[R-P] RéRéRéRéRéplica de Pino Solanas ¿alguien se acuerda de livio dante porta?

Juan Cruz gauchocruz en argentina.com
Jue Ago 21 11:16:53 MDT 2008


la película se estrena el 4 de septiembre
se llama LA PRÓXIMA ESTACIÓN
www.pinosolanas.com

CARTA DE PINO SOLANAS A LOS ESPECTADORES 
I):A comienzos de los años 90, las empresas del Estado se privatizaron con la 
promesa de modernizar sus servicios y brindar mejor atención: los trenes 
interurbanos fueron suprimidos; miles de pueblos quedaron aislados y un millón de 
habitantes emigró hacia las capitales. El maltrato al pasajero se hizo norma. Los 
robos y accidentes se multiplicaron.
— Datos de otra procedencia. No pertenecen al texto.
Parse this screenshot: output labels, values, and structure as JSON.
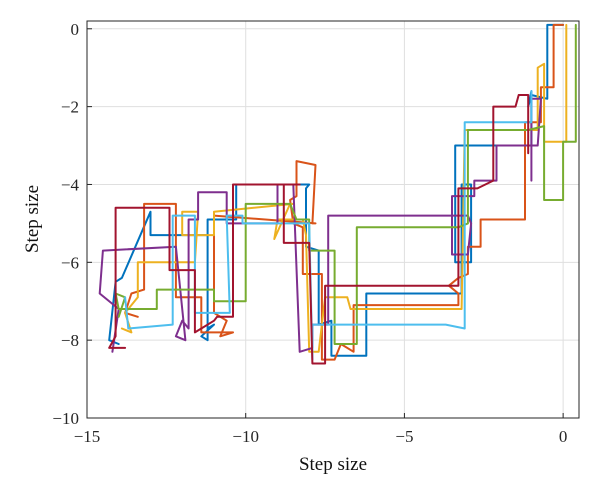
{
  "chart_data": {
    "type": "line",
    "title": "",
    "xlabel": "Step size",
    "ylabel": "Step size",
    "xlim": [
      -15,
      0.5
    ],
    "ylim": [
      -10,
      0.2
    ],
    "xticks": [
      -15,
      -10,
      -5,
      0
    ],
    "yticks": [
      0,
      -2,
      -4,
      -6,
      -8,
      -10
    ],
    "grid": true,
    "legend": "none",
    "colors": [
      "#0072bd",
      "#d95319",
      "#edb120",
      "#7e2f8e",
      "#77ac30",
      "#4dbeee",
      "#a2142f"
    ],
    "series": [
      {
        "color": "#0072bd",
        "x": [
          0,
          -0.5,
          -0.5,
          -1.0,
          -1.1,
          -1.0,
          -1.0,
          -3.4,
          -3.4,
          -2.9,
          -2.9,
          -3.2,
          -3.2,
          -6.2,
          -6.2,
          -7.3,
          -7.3,
          -7.7,
          -7.7,
          -8.1,
          -8.1,
          -8.0,
          -8.0,
          -10.3,
          -10.3,
          -11.2,
          -11.2,
          -11.0,
          -11.4,
          -11.2,
          -11.2,
          -13.0,
          -13.0,
          -13.9,
          -14.1,
          -14.3,
          -14.0
        ],
        "y": [
          0.1,
          0.1,
          -1.8,
          -1.7,
          -2.0,
          -1.6,
          -3.0,
          -3.0,
          -6.0,
          -6.0,
          -4.0,
          -4.0,
          -6.8,
          -6.8,
          -8.4,
          -8.4,
          -7.5,
          -7.6,
          -5.7,
          -5.6,
          -4.1,
          -4.0,
          -4.0,
          -4.0,
          -4.9,
          -4.9,
          -7.7,
          -7.6,
          -7.9,
          -8.0,
          -5.3,
          -5.3,
          -4.7,
          -6.4,
          -6.5,
          -8.0,
          -8.1
        ]
      },
      {
        "color": "#d95319",
        "x": [
          0,
          -0.3,
          -0.3,
          -0.7,
          -0.7,
          -1.2,
          -1.2,
          -2.6,
          -2.6,
          -3.0,
          -3.0,
          -3.3,
          -3.6,
          -3.3,
          -3.3,
          -6.6,
          -6.6,
          -7.0,
          -7.2,
          -7.6,
          -7.6,
          -8.2,
          -8.2,
          -8.5,
          -8.6,
          -8.4,
          -8.4,
          -7.8,
          -7.9,
          -7.8,
          -11.0,
          -11.0,
          -10.6,
          -10.8,
          -10.4,
          -11.4,
          -11.4,
          -12.2,
          -12.2,
          -13.2,
          -13.2,
          -13.6,
          -13.8,
          -13.4
        ],
        "y": [
          0.1,
          0.1,
          -1.5,
          -1.5,
          -2.4,
          -2.4,
          -4.9,
          -4.9,
          -5.6,
          -5.6,
          -6.3,
          -6.4,
          -6.6,
          -6.8,
          -7.1,
          -7.1,
          -8.3,
          -8.1,
          -8.5,
          -8.5,
          -6.3,
          -6.3,
          -5.1,
          -5.0,
          -4.4,
          -4.3,
          -3.4,
          -3.5,
          -5.0,
          -5.0,
          -4.8,
          -7.3,
          -7.5,
          -7.9,
          -7.8,
          -7.8,
          -6.9,
          -6.9,
          -4.5,
          -4.5,
          -6.7,
          -6.8,
          -7.3,
          -7.4
        ]
      },
      {
        "color": "#edb120",
        "x": [
          0.1,
          0.1,
          -0.6,
          -0.6,
          -0.8,
          -0.8,
          -3.1,
          -3.2,
          -6.7,
          -6.8,
          -7.5,
          -7.7,
          -8.0,
          -8.1,
          -8.2,
          -9.0,
          -9.1,
          -8.6,
          -8.5,
          -11.0,
          -11.0,
          -12.0,
          -12.0,
          -11.5,
          -11.6,
          -13.4,
          -13.4,
          -13.8,
          -13.6,
          -13.9
        ],
        "y": [
          0.1,
          -2.9,
          -2.9,
          -0.9,
          -1.0,
          -2.6,
          -2.6,
          -7.2,
          -7.2,
          -6.9,
          -6.9,
          -8.3,
          -8.3,
          -5.3,
          -4.9,
          -4.9,
          -5.4,
          -4.5,
          -4.5,
          -4.7,
          -5.3,
          -5.3,
          -4.7,
          -4.7,
          -6.0,
          -6.0,
          -6.9,
          -7.3,
          -7.8,
          -7.7
        ]
      },
      {
        "color": "#7e2f8e",
        "x": [
          -1.0,
          -1.0,
          -0.7,
          -0.8,
          -2.1,
          -2.1,
          -2.8,
          -2.8,
          -3.5,
          -3.5,
          -3.0,
          -2.9,
          -3.0,
          -7.4,
          -7.4,
          -7.9,
          -7.9,
          -8.3,
          -8.5,
          -9.0,
          -9.0,
          -10.6,
          -10.6,
          -11.5,
          -11.5,
          -11.8,
          -11.8,
          -12.0,
          -12.2,
          -11.9,
          -12.2,
          -12.2,
          -14.5,
          -14.6,
          -14.0,
          -14.2
        ],
        "y": [
          -3.9,
          -1.8,
          -1.8,
          -3.0,
          -3.0,
          -3.9,
          -3.9,
          -4.3,
          -4.3,
          -5.8,
          -5.8,
          -5.0,
          -4.8,
          -4.8,
          -7.6,
          -7.6,
          -8.2,
          -8.3,
          -4.0,
          -4.0,
          -5.0,
          -5.0,
          -4.2,
          -4.2,
          -4.9,
          -4.9,
          -7.7,
          -7.5,
          -7.9,
          -8.0,
          -5.6,
          -5.6,
          -5.7,
          -6.8,
          -7.2,
          -8.3
        ]
      },
      {
        "color": "#77ac30",
        "x": [
          0.4,
          0.4,
          0,
          0,
          -0.6,
          -0.6,
          -1.1,
          -3.0,
          -3.0,
          -3.3,
          -6.5,
          -6.5,
          -7.2,
          -7.2,
          -8.0,
          -8.0,
          -8.4,
          -8.6,
          -10.0,
          -10.0,
          -11.0,
          -11.0,
          -12.8,
          -12.8,
          -14.0,
          -14.1,
          -13.8,
          -14.0
        ],
        "y": [
          0.1,
          -2.9,
          -2.9,
          -4.4,
          -4.4,
          -2.5,
          -2.6,
          -2.6,
          -5.0,
          -5.1,
          -5.1,
          -8.1,
          -8.1,
          -5.7,
          -5.7,
          -4.9,
          -4.9,
          -4.5,
          -4.5,
          -7.0,
          -7.0,
          -6.7,
          -6.7,
          -7.2,
          -7.2,
          -6.8,
          -6.9,
          -7.4
        ]
      },
      {
        "color": "#4dbeee",
        "x": [
          -1.0,
          -1.0,
          -3.1,
          -3.1,
          -3.7,
          -7.9,
          -7.9,
          -8.0,
          -10.1,
          -10.1,
          -10.6,
          -10.5,
          -11.6,
          -11.6,
          -12.3,
          -12.3,
          -13.7,
          -13.8
        ],
        "y": [
          -1.6,
          -2.4,
          -2.4,
          -7.7,
          -7.6,
          -7.6,
          -8.5,
          -5.0,
          -5.0,
          -4.8,
          -4.8,
          -7.3,
          -7.3,
          -4.8,
          -4.8,
          -7.6,
          -7.7,
          -6.9
        ]
      },
      {
        "color": "#a2142f",
        "x": [
          -1.1,
          -1.1,
          -1.4,
          -1.5,
          -2.2,
          -2.2,
          -2.7,
          -3.3,
          -3.3,
          -7.5,
          -7.5,
          -7.9,
          -8.0,
          -8.8,
          -8.8,
          -8.3,
          -10.4,
          -10.4,
          -10.9,
          -11.0,
          -11.4,
          -11.6,
          -11.6,
          -12.4,
          -12.4,
          -14.1,
          -14.1,
          -14.3,
          -13.8
        ],
        "y": [
          -3.2,
          -1.7,
          -1.7,
          -2.0,
          -2.0,
          -3.9,
          -4.1,
          -4.1,
          -6.6,
          -6.6,
          -8.6,
          -8.6,
          -5.5,
          -5.5,
          -4.0,
          -4.0,
          -4.0,
          -7.4,
          -7.4,
          -7.5,
          -7.7,
          -7.8,
          -6.2,
          -6.2,
          -4.6,
          -4.6,
          -7.9,
          -8.2,
          -8.2
        ]
      }
    ]
  }
}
Con la privatización de las aerolíneas también se 
eliminaron rutas provinciales y los pasajeros son abandonados en los aeropuertos. 
Jamás se vivió en el país una crisis del transporte semejante. Al suprimir el 80% de 
los trenes, el transporte de cargas y pasajeros pasó al automotor. Las carreteras 
quedaron saturadas y los accidentes fueron en aumento: sólo en el 2007 la “guerra 
del automotor” provocó más de 8000 muertos y miles de heridos. 
La confusión sobre lo público y lo privado sigue vigente. Los trenes se privatizaron 
porque daban pérdidas, pero los servicios públicos ¿están para dar ganancias o para 
servir a la comunidad?¿Acaso deben dar renta las escuelas o los hospitales 
públicos? Si los ferrocarriles perdían 1 millón de dólares por día, hoy cuestan 3 
millones diarios pero sólo funciona el 20% de los trenes que teníamos antes. 
II): La construcción de los ferrocarriles fue una de las grandes epopeyas industriales 
del país. En 1857 comenzó a circular el Ferrocarril del Oeste - una empresa de 
capitales argentinos- y años después, llegarían las compañías inglesas y francesas. 
Casi un siglo más tarde, el gobierno de Perón nacionaliza todos los ferrocarriles y la 
red alcanza los 50.000 km.; nacen las escuelas ferroviarias; se fabrican locomotoras 
diesel y a vapor y todo tipo de vagones; el tramo Buenos Aires-Rosario se cubría en 
3,30 hs. Con el gobierno de Arturo Frondizi comienza la reducción del ferrocarril. Su 
ministro A.Alsogaray  pone en ejecución el Plan Larkin, del Banco Mundial: se 
eliminan tranvías y trolebuses y desembarcan las multinacionales de camiones y 
neumáticos. El tiro de gracia lo dio el gobierno de Carlos Menem: los trenes fueron 
privatizados o transferidos a las provincias. Desde entonces y hasta Kirchner, siguen 
los mismos concesionarios: Cirigliano, Romero, Roggio, Urquía, Macri, Techint, 
Unión Ferroviaria y las brasileras Camargo Correa y A.L.L. El gobierno paga hasta el 
último salario ferroviario, y todas las roturas y reposiciones de material. Por cuenta del 
Estado, los concesionarios reparan vagones, locomotoras y estaciones: lo que vale 1 
peso es facturado varias veces más. El negocio es cobrar el subsidio estatal. 
III):El ferrocarril no tiene reemplazo:” es el único transporte que puede llegar a destino 
en las peores condiciones climáticas”. Es el medio de transporte más seguro, menos 
contaminante y más económico. Es 8 a 10 veces más barato que el transporte 
automotor: una locomotora arrastra la carga de 50 camiones o de 20 ómnibus de 
pasajeros. Para financiar el “tren bala” - que sólo servirá a las capas pudientes de 
Buenos Aires, Rosario y Córdoba y no transfiere tecnología- el gobierno endeuda al 
país por 30 años. Con la mitad de lo que costará la obra, se pueden reconstruir a 
nuevo los ferrocarriles interurbanos de las provincias del país, con 7.000 km. de vías 
para trenes de pasajeros, 11.000 km. para los cargueros y 310 locomotoras nuevas. 
La reconstrucción de los ferrocarriles y su industria, es una urgencia económica y una 
batalla cultural. Después de tanto fracaso, hay que avanzar hacia un modelo de 
gestión que incluya a los pasajeros, los trabajadores y los transportistas de cargas 
para construir el “tren para todos”: un tren público, cuidado por todos y al servicio de 
todos.
Los trenes volverán, como vuelven los días, los meses, las estaciones… 

Los trenes volverán, para seguir uniendo pueblos, regiones y ciudades… 

Los trenes volverán, como van y vuelven, los pasajeros, las cargas y mensajes… 

Los trenes volverán, simplemente, por el placer de viajar: 
como el agua, la luz o el amor,  no es posible vivir sin ellos.